When I dug behind them, I discovered that I had a huge supply of paper products. I have enough napkins, Kleenex, cups, paper plates, etc., to supply a small nation. What do you do with fourteen opened packages of cups, plates and napkins? I’d tell you what I did, but it would require me making a confession that environmentalists would not care to hear!

I enjoyed going through the books the most. I discovered that about half of the single titles in the stacks in the cupboard had my name in them. Some of them are books I have looked everywhere for at home, while others have not been missed and so will doubtless be donated to some library where they can wonder what to do with them! The rest I’ll take home and shelve next to the new copy I bought of them because I thought I’d lost them!

I sorted through a mountain of construction, card and other colored paper that has somehow landed in my room as my students worked on projects over the years. Index cards cropped up from pretty much every drawer and there aren’t enough recipes in the world to fill them. I also found enough envelopes with the school’s return address on them to send a personal letter to everyone with whom I ever came in contact and have some left over. My only comfort here is that with this amount of paper supply, the school should be able to cross off those supplies on next year’s budget. I’ve got it covered!

It was when I began going through desk drawers that I found the things of most personal regard. My desk is a big, old wooden number with deep drawers and tunneling to the bottom of those was interesting…or maybe disturbing. I found that I had three lighters and a box of matches—we’re not allowed to have candles, so I don’t quite know what they were for. I found three tape measures, two spools of white thread and an old film canister full of needles. Perhaps I could take up dressmaking in my retirement years!

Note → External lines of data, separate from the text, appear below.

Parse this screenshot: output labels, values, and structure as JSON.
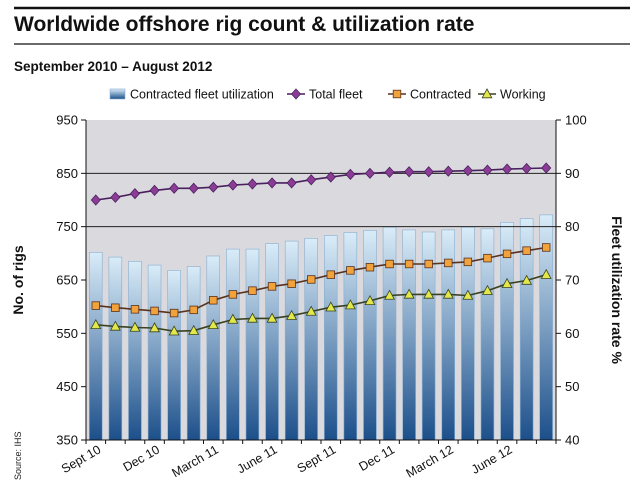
{
  "chart_data": {
    "type": "bar+line",
    "title": "Worldwide offshore rig count & utilization rate",
    "subtitle": "September 2010 – August 2012",
    "source": "Source: IHS",
    "ylabel_left": "No. of rigs",
    "ylabel_right": "Fleet utilization rate %",
    "ylim_left": [
      350,
      950
    ],
    "ylim_right": [
      40,
      100
    ],
    "yticks_left": [
      "950",
      "850",
      "750",
      "650",
      "550",
      "450",
      "350"
    ],
    "yticks_right": [
      "100",
      "90",
      "80",
      "70",
      "60",
      "50",
      "40"
    ],
    "xtick_labels": [
      "Sept 10",
      "Dec 10",
      "March 11",
      "June 11",
      "Sept 11",
      "Dec 11",
      "March 12",
      "June 12"
    ],
    "xtick_indices": [
      0,
      3,
      6,
      9,
      12,
      15,
      18,
      21
    ],
    "months": [
      "Sep 2010",
      "Oct 2010",
      "Nov 2010",
      "Dec 2010",
      "Jan 2011",
      "Feb 2011",
      "Mar 2011",
      "Apr 2011",
      "May 2011",
      "Jun 2011",
      "Jul 2011",
      "Aug 2011",
      "Sep 2011",
      "Oct 2011",
      "Nov 2011",
      "Dec 2011",
      "Jan 2012",
      "Feb 2012",
      "Mar 2012",
      "Apr 2012",
      "May 2012",
      "Jun 2012",
      "Jul 2012",
      "Aug 2012"
    ],
    "legend": [
      "Contracted fleet utilization",
      "Total fleet",
      "Contracted",
      "Working"
    ],
    "series": [
      {
        "name": "Contracted fleet utilization",
        "kind": "bar",
        "axis": "right",
        "values": [
          75.2,
          74.3,
          73.5,
          72.8,
          71.8,
          72.5,
          74.5,
          75.8,
          75.8,
          76.8,
          77.3,
          77.8,
          78.3,
          78.9,
          79.3,
          79.9,
          79.4,
          79.0,
          79.4,
          79.9,
          79.6,
          80.8,
          81.5,
          82.2
        ]
      },
      {
        "name": "Total fleet",
        "kind": "line",
        "axis": "left",
        "marker": "diamond",
        "values": [
          800,
          805,
          812,
          818,
          822,
          822,
          824,
          828,
          830,
          832,
          832,
          838,
          843,
          848,
          850,
          852,
          853,
          853,
          854,
          855,
          856,
          858,
          859,
          860
        ]
      },
      {
        "name": "Contracted",
        "kind": "line",
        "axis": "left",
        "marker": "square",
        "values": [
          602,
          598,
          595,
          592,
          588,
          594,
          612,
          623,
          630,
          638,
          643,
          651,
          660,
          668,
          674,
          680,
          680,
          680,
          682,
          684,
          691,
          699,
          705,
          711
        ]
      },
      {
        "name": "Working",
        "kind": "line",
        "axis": "left",
        "marker": "triangle",
        "values": [
          566,
          563,
          561,
          560,
          554,
          555,
          566,
          576,
          578,
          578,
          583,
          591,
          599,
          603,
          611,
          621,
          623,
          623,
          623,
          621,
          630,
          643,
          649,
          660
        ]
      }
    ],
    "colors": {
      "bar_top": "#d9ecf8",
      "bar_bottom": "#1c4f8a",
      "bar_edge": "#89aed0",
      "total_fleet": "#4a1f5e",
      "total_fleet_marker": "#8b3d96",
      "contracted": "#5a3220",
      "contracted_marker": "#f2a23a",
      "working": "#3a4220",
      "working_marker": "#e3e84a",
      "rule": "#111111",
      "plot_bg": "#d9d9de"
    },
    "grid": false
  }
}
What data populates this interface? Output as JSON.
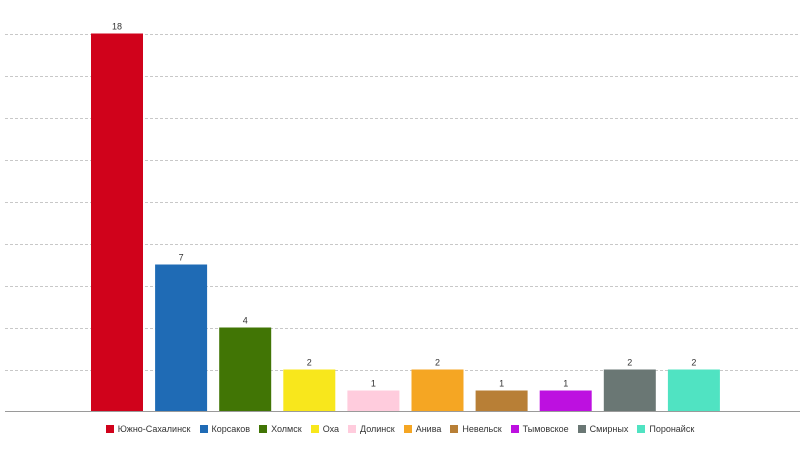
{
  "chart_data": {
    "type": "bar",
    "categories": [
      "Южно-Сахалинск",
      "Корсаков",
      "Холмск",
      "Оха",
      "Долинск",
      "Анива",
      "Невельск",
      "Тымовское",
      "Смирных",
      "Поронайск"
    ],
    "values": [
      18,
      7,
      4,
      2,
      1,
      2,
      1,
      1,
      2,
      2
    ],
    "colors": [
      "#d0021b",
      "#1f6bb5",
      "#417505",
      "#f8e71c",
      "#ffccdd",
      "#f5a623",
      "#b87f36",
      "#bd10e0",
      "#6a7774",
      "#50e3c2"
    ],
    "ylim": [
      0,
      18
    ],
    "grid": true,
    "legend_position": "bottom"
  }
}
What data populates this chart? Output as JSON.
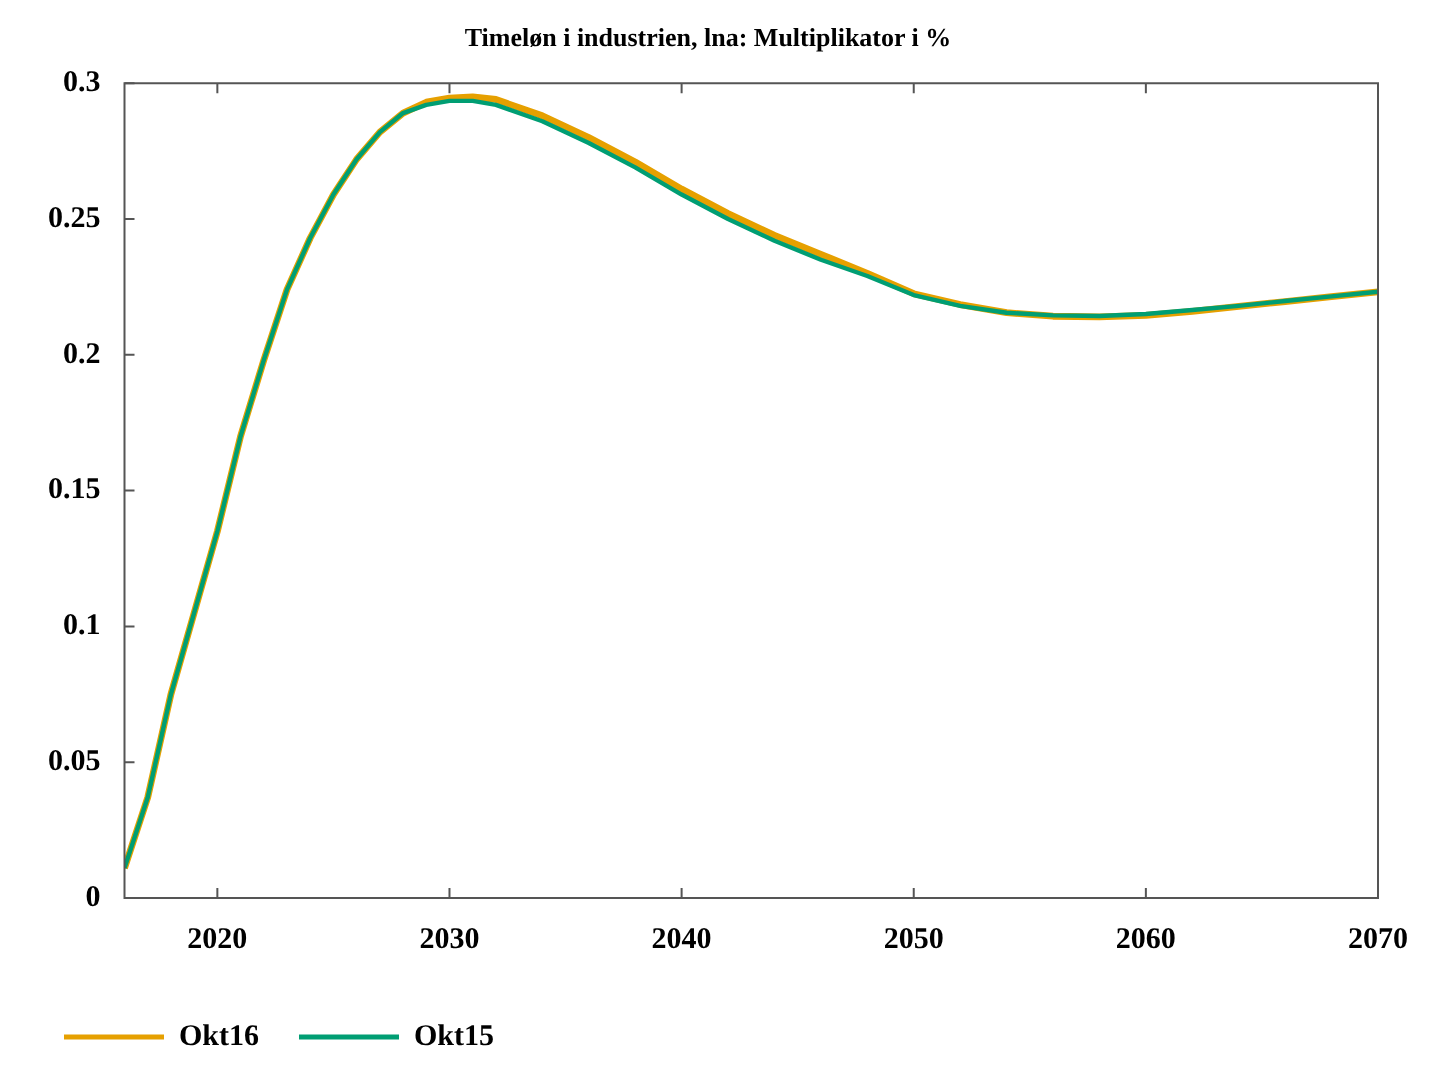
{
  "chart_data": {
    "type": "line",
    "title": "Timeløn i industrien, lna: Multiplikator i %",
    "x": [
      2016,
      2017,
      2018,
      2019,
      2020,
      2021,
      2022,
      2023,
      2024,
      2025,
      2026,
      2027,
      2028,
      2029,
      2030,
      2031,
      2032,
      2034,
      2036,
      2038,
      2040,
      2042,
      2044,
      2046,
      2048,
      2050,
      2052,
      2054,
      2056,
      2058,
      2060,
      2062,
      2064,
      2066,
      2068,
      2070
    ],
    "series": [
      {
        "name": "Okt16",
        "color": "#e6a000",
        "values": [
          0.011,
          0.037,
          0.075,
          0.105,
          0.135,
          0.17,
          0.198,
          0.224,
          0.243,
          0.259,
          0.272,
          0.282,
          0.289,
          0.293,
          0.2945,
          0.295,
          0.294,
          0.288,
          0.28,
          0.271,
          0.261,
          0.252,
          0.244,
          0.237,
          0.23,
          0.2225,
          0.2185,
          0.2155,
          0.2142,
          0.214,
          0.2145,
          0.216,
          0.2178,
          0.2196,
          0.2214,
          0.2232
        ]
      },
      {
        "name": "Okt15",
        "color": "#009e73",
        "values": [
          0.011,
          0.037,
          0.075,
          0.105,
          0.135,
          0.17,
          0.198,
          0.224,
          0.243,
          0.259,
          0.272,
          0.282,
          0.289,
          0.292,
          0.2935,
          0.2935,
          0.292,
          0.286,
          0.278,
          0.269,
          0.259,
          0.25,
          0.242,
          0.235,
          0.229,
          0.222,
          0.218,
          0.2155,
          0.2145,
          0.2143,
          0.215,
          0.2165,
          0.218,
          0.2198,
          0.2215,
          0.2232
        ]
      }
    ],
    "xlim": [
      2016,
      2070
    ],
    "xticks": [
      2020,
      2030,
      2040,
      2050,
      2060,
      2070
    ],
    "ylim": [
      0,
      0.3
    ],
    "yticks": [
      0,
      0.05,
      0.1,
      0.15,
      0.2,
      0.25,
      0.3
    ],
    "legend": "bottom left",
    "marker": "none",
    "line_style": "solid"
  }
}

Then there was the silverware. I unearthed no less than 18 forks brought to eat luncheon leftovers and then crammed in the drawers—no, I don’t know why! I also found the other half of my set of white-handled spoons and two perfectly good steak knives. My silverware drawers at home will be overwhelmed!

Amongst the half empty bags of cough drops and outdated bottles of aspirin, I found a set of feminine products that I haven’t needed for 15 years. I donated that to the trash can.  At the very bottom of the drawer were two cans of pears…one of them outdated and the other not. Obviously, I intended to use the spoons to eat them, I just don’t know when.

My desks and cupboards are pretty clean now, so I won’t be leaving any mysteries behind for the new teacher in this classroom. However, I’ve just realized that I have several shelves in the room that I need to sort through…I’m not sure I want to leave things behind like my bust of Shakespeare, which might make sense to a new English teacher…but I know I don’t want to leave my statues of Santa Claus and the goat behind—it would leave a certain amount of questions! 25 years sure goes fast!